= Cagniard–De Hoop method =

Mathematical technique in seismology

In the mathematical modeling of seismic waves, the Cagniard–De Hoop method is a sophisticated mathematical tool for solving a large class of wave and diffusive problems in horizontally layered media. The method is based on the combination of a unilateral Laplace transformation with the real-valued and positive transform parameter and the slowness field representation. It is named after Louis Cagniard and Adrianus de Hoop; Cagniard published his method in 1939, and De Hoop published an ingenious improvement on it in 1960.

Initially, the Cagniard–De Hoop technique was of interest to the seismology community only. Thanks to its versatility, however, the technique has become popular in other disciplines and is nowadays widely accepted as the benchmark for the computation of wavefields in layered media. In its applications to calculating wavefields in general N-layered stratified media, the Cagniard–De Hoop technique is also known as the generalized ray theory. The complete generalized-ray theory, including the pertaining wave-matrix formalism for the layered medium with arbitrary point sources, has been developed by De Hoop (with his students) for acoustics waves, elastic waves and electromagnetic waves.

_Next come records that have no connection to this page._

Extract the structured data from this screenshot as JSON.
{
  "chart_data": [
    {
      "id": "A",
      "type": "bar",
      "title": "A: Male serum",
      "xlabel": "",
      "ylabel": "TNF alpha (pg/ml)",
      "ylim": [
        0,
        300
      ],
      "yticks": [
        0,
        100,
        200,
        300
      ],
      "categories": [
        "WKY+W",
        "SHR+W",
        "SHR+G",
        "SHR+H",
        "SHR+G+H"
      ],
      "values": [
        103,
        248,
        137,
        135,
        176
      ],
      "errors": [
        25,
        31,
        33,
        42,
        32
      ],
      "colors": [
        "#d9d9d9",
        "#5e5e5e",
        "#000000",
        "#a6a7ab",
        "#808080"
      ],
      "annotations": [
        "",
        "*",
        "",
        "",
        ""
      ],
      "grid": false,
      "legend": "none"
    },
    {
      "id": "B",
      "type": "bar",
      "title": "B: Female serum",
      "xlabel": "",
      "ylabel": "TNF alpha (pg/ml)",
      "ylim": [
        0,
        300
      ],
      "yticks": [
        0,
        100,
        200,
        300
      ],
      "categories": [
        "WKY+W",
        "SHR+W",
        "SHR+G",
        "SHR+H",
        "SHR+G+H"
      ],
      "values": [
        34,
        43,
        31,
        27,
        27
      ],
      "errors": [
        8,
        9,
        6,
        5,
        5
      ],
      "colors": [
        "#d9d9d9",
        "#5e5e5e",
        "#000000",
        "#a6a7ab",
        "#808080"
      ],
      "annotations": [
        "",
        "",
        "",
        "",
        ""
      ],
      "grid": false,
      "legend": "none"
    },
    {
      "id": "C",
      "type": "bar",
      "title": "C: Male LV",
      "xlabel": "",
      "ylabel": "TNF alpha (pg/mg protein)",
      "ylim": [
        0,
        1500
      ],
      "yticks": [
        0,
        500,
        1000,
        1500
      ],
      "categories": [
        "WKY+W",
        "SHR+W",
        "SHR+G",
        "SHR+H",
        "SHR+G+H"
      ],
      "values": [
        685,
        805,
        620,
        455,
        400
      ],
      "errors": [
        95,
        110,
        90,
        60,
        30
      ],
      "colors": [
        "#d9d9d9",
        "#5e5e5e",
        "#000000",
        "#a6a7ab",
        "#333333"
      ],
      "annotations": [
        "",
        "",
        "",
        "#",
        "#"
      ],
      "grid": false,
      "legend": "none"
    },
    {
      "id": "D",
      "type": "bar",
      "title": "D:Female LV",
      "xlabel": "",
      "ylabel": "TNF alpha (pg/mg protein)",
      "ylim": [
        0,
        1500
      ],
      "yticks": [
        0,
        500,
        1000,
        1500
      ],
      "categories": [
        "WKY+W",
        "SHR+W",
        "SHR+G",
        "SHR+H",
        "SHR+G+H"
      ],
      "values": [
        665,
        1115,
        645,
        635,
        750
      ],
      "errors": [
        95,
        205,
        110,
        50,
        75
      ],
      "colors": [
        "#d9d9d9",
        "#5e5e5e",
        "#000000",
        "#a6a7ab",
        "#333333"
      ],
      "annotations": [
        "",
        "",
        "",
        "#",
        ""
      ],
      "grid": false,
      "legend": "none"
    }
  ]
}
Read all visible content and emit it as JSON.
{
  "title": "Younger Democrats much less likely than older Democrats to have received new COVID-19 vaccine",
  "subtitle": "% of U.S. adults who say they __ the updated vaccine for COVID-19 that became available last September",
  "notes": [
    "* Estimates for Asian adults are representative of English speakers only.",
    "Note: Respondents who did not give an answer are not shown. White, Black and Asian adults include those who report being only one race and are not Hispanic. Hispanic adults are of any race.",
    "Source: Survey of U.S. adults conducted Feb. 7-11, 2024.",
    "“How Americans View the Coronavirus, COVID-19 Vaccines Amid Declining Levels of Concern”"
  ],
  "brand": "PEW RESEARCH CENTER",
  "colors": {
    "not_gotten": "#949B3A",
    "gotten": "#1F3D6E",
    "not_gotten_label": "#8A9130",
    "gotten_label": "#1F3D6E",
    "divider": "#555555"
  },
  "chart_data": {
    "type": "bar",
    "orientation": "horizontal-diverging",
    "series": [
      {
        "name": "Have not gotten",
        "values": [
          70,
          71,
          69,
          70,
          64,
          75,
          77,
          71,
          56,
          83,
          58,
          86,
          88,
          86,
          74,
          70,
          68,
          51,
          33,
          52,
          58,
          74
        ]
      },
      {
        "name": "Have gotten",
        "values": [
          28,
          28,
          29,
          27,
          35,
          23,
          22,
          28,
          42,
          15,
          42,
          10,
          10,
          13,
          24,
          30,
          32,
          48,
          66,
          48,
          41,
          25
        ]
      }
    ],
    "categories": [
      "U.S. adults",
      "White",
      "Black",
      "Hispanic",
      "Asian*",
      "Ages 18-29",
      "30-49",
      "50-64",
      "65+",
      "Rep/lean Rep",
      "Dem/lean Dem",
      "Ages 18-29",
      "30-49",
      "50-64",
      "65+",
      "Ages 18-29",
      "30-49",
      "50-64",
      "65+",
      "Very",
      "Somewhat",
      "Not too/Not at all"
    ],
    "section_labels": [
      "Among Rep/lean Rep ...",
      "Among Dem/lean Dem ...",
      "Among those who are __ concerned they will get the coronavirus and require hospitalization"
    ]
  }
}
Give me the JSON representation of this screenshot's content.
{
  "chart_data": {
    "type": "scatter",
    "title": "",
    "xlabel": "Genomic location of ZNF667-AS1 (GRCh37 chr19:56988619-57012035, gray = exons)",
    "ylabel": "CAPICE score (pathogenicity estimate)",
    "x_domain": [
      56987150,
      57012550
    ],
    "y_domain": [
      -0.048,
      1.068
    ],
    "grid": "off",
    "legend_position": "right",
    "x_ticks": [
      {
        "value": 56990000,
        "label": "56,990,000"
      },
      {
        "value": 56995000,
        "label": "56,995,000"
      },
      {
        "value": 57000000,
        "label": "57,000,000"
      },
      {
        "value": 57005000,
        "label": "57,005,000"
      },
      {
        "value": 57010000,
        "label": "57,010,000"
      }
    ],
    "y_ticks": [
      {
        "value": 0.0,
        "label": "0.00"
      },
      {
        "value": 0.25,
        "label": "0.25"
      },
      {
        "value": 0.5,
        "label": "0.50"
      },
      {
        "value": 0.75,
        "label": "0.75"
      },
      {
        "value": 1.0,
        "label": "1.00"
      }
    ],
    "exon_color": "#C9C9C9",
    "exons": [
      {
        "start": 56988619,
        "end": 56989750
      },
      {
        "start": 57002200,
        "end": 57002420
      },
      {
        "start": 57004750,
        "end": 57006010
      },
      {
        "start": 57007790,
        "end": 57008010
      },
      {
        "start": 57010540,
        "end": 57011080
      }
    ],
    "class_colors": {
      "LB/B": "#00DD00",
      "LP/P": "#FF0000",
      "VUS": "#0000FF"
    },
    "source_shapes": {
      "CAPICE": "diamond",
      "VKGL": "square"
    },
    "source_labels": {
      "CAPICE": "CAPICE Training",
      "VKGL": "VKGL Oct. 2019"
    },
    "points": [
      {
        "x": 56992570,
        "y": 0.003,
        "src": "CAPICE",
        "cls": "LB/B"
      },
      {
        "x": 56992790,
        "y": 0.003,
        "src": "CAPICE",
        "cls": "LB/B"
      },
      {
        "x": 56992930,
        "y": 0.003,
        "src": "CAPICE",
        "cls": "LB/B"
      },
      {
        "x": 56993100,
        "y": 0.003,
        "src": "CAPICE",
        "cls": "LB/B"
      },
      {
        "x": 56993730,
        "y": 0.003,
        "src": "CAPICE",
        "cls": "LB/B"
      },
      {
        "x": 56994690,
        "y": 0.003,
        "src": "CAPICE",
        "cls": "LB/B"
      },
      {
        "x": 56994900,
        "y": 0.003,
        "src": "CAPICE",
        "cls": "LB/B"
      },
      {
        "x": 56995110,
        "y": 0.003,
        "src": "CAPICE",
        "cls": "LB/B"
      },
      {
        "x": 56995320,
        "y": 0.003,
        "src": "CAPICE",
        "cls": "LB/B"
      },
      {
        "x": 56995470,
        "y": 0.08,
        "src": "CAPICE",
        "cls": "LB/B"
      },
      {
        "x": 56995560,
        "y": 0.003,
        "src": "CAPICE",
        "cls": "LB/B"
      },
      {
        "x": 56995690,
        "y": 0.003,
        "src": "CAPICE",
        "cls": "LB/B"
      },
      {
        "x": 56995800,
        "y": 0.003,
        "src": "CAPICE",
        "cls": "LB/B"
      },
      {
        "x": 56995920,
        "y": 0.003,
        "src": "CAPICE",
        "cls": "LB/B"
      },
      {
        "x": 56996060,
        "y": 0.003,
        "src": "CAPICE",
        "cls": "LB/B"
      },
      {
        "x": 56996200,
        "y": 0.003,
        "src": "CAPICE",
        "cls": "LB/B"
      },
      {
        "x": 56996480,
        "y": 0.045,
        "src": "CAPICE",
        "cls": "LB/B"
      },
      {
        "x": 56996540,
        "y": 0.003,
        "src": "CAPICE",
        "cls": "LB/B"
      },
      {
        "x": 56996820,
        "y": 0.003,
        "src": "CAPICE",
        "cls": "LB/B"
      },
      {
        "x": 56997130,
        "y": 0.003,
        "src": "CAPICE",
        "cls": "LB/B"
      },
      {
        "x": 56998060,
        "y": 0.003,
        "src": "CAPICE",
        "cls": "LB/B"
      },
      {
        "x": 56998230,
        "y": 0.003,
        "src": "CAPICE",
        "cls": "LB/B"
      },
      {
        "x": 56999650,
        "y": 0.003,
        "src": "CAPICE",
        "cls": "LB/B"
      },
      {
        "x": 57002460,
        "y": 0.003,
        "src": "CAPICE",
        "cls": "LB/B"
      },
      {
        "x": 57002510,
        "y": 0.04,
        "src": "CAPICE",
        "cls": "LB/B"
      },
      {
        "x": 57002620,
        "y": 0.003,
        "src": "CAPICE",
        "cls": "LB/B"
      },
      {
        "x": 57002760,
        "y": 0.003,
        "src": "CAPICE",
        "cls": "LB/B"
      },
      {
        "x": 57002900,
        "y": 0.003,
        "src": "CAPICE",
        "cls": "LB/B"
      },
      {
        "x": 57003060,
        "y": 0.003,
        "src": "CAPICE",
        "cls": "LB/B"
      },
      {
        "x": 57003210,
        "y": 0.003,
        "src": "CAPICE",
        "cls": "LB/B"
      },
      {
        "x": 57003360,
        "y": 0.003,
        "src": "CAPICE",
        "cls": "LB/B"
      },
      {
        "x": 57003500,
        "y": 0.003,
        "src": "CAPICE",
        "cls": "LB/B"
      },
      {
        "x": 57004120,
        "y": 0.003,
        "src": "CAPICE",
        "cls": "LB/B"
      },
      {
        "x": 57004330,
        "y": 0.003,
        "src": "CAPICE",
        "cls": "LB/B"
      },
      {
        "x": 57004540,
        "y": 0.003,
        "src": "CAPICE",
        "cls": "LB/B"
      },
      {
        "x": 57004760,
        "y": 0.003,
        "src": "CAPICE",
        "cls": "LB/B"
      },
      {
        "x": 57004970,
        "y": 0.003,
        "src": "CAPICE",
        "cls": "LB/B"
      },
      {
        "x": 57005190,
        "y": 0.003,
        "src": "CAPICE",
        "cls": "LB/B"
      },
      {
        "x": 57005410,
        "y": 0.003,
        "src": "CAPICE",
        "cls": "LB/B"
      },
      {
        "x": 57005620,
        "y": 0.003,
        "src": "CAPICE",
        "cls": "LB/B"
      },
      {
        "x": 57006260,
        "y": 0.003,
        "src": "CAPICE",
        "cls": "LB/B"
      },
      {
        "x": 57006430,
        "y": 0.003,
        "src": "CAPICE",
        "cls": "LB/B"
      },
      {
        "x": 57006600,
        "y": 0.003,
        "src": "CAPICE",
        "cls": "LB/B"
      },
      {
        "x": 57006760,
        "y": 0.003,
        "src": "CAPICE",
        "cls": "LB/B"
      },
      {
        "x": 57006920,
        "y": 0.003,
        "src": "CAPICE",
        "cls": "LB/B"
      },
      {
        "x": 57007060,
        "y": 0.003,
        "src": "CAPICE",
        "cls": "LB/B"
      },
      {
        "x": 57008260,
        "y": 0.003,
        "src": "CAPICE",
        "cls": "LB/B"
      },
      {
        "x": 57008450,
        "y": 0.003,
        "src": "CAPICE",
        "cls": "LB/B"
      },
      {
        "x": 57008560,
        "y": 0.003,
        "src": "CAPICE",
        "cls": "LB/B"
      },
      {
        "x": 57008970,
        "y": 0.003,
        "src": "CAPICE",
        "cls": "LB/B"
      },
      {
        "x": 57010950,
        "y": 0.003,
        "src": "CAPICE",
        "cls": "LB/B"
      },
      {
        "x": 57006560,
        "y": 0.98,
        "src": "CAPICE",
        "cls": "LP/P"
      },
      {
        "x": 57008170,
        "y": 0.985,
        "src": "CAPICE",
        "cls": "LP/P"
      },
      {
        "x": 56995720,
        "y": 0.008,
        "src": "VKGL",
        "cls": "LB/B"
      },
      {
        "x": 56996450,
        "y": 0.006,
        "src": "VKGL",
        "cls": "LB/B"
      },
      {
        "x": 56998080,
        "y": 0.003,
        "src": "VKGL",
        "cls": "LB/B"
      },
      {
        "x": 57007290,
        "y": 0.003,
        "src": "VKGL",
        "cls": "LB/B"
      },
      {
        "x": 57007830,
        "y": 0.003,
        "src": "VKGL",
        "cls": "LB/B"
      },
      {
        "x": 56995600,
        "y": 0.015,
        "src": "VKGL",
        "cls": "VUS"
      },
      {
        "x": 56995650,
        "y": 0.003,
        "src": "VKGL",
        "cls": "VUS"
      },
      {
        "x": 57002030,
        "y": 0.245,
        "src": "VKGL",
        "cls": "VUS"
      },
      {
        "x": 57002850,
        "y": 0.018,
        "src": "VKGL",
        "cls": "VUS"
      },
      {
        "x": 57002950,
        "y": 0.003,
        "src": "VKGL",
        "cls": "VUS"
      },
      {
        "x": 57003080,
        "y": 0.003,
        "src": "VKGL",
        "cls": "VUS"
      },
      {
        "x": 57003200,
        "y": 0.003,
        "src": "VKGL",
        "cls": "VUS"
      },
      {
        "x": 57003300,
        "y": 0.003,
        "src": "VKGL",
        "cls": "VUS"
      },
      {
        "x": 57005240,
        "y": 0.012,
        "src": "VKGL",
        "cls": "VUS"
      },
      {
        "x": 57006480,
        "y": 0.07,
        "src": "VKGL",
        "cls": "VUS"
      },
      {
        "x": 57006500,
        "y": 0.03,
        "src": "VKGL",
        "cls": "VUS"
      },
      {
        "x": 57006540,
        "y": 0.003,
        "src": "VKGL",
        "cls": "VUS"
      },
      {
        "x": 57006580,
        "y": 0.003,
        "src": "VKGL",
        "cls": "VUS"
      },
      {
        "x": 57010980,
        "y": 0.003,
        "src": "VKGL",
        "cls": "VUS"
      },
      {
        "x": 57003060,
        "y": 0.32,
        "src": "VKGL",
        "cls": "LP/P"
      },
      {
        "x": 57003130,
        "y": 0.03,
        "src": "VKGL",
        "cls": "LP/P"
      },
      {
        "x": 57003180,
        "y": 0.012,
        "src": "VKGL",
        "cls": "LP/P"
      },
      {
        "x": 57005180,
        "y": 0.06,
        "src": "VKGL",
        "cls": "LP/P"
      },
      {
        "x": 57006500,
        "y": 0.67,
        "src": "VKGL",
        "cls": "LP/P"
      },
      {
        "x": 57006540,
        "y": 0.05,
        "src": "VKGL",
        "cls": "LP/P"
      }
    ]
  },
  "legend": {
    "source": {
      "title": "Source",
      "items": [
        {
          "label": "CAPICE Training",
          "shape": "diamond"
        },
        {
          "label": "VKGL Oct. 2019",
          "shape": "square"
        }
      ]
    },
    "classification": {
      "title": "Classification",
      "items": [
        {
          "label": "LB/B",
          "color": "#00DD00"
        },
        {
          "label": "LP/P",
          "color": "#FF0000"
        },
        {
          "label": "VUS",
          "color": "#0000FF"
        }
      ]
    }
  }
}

Early applications of the Cagniard-DeHoop technique were limited to the wavefield propagation in piecewise homogeneous, loss-free layered media. To circumvent the limitations, a number of extensions enabling the incorporation of arbitrary dissipation and loss mechanisms and continuously-layered media were introduced. More recently, the Cagniard–De Hoop technique has been employed to put forward a fundamentally new time-domain integral-equation technique in computational electromagnetics, the so-called Cagniard–De Hoop Method of Moments (CdH-MoM), for time-domain modeling of pulsed electromagnetic wave interactions with wire and planar antennas, slots, apertures and metasurfaces.